If reports be true, in Bolshevik Russia peasants began to avoid producing more than was "necessary of life" for
themselves more than they were allowed by the Soviet State to keep. Why should they produce more, for the State
to take away, for alleged purposes which did not come home to them at all, in their daily life ? They saw no
fun in doing so. They had not the necessary ''patriotism". Even "patriotism" requires aliment. That
nourishment is psychical — honor, power, wealth, amusement. Let it be noted here that, while the joys
of honor and power are obviously psychical, wealth too does not mean mere collections of securities, notes,
coins or other [Page
23] physical objects as such, but the joy of artistic possessions and of helping (or
in the case of the evil-minded, hindering) others. Manu, the oldest law-giver cf the oldest living civilisation
of the earth (except perhaps the Chinese) and his compatriot philosophers, have left behind the needed guidance
on this point, as to how the natural psychical appetites, the eshanã-s, the ambitions, of the
different types of temperament, and their respective objects, toshanã-s, honor, etc., should
be utilised as incentives to effort, as competitive, individualistic, motives to excel in socialistic
public spirit and public service, for the organisation of the Society of the Human Race,
and the due performance of the social labour.

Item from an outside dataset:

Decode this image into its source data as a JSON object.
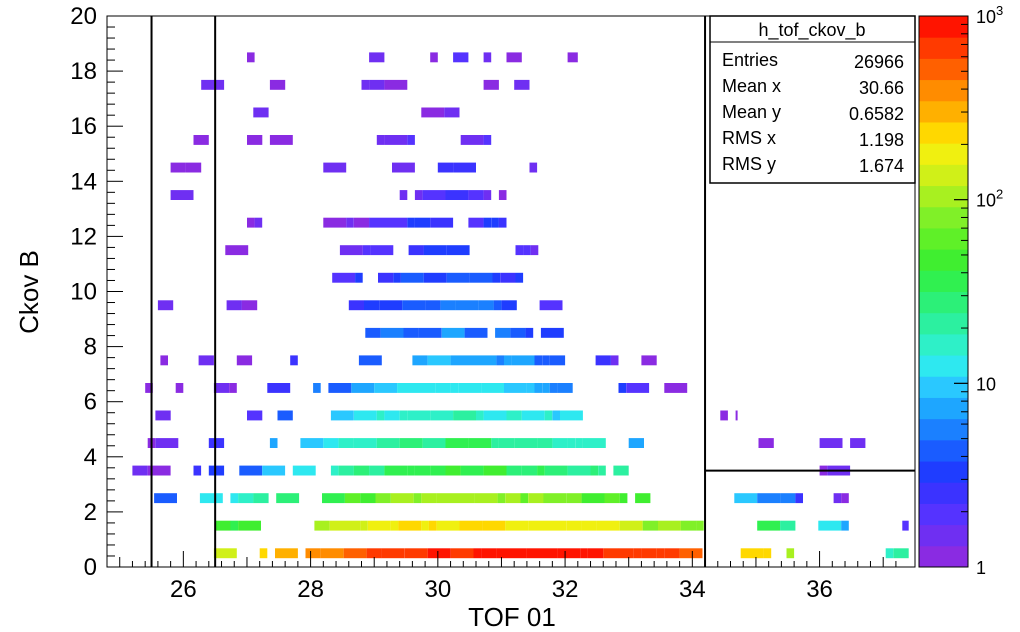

It is only when the sovereign-body, the central authority, the
selected and elected (honorary, un-salaried) Legislature (and Director and Supervisor of the Executive) in
a State, approximates, ethically as well as intellectually, in largeness of heart as well as ripeness
of experienced wisdom, to the living patriarch of the joint family, that the longed-for reconciliation between
Individualism and Socialism will be approximated to in that state. And this is not impossible if high ethical
and intellectual qualifications are prescribed for "electees", and if electors are systematically educated
to wisely choose persons possessing those qualifications and so approximating to the Higher Self of the "nation",
or better, the "people", of the State. As a recent American [Page 24] writer
says: [ Ford, Representative Government, pub. 1925] "How to reconcile
representative institutions", i.e., self-government, "with good government has become the great problem
of the day". This problem will be solved only when it is widely recognised that self-government means government
by the higher, and not the lower, Self of the people, legislation by representatives who are ethically as well
as intellectually worthy, who are disinterested and philanthropic as well as possessed of mature experience,
special knowledge, sound judgment. This recognition of the Higher Self is the very quintessential secret
of the solution of all the problems of Padagogics, Domestics, Economics, Civics, Politics, Ethics, Philosophy,
Religion, Spirituality, all at once. In every department of human life in which human embodiments and exponents
of this higher Self are allowed to guide the conduct of affairs — in every such department success
and happiness will result. And such wide recognition is not impossible to achieve, if systematic teaching and
preaching is carried on through press and platform, by even a few convinced and resolute persons to begin with,
to expound the fairly obvious fact that legislators must be good and wise if laws are to be good and wise,
and to explain what are "the outward symbols of the inward grace", the marks whereby the worthiness of the
persons to be elected may be recognised, and the means by which they [Page
25] may be persuaded to shoulder the burden of the legislator's duty (instead of hustling
and struggling, bribing and flattering and begging shamelessly, and intimidating and bullying, to secure votes).
Then (as Mr. G. B. Shaw also recognises, at last, near the end of his large book) will self-government be justified
of its name, and Individualism and Socialism be reconciled, and the Renaissance come.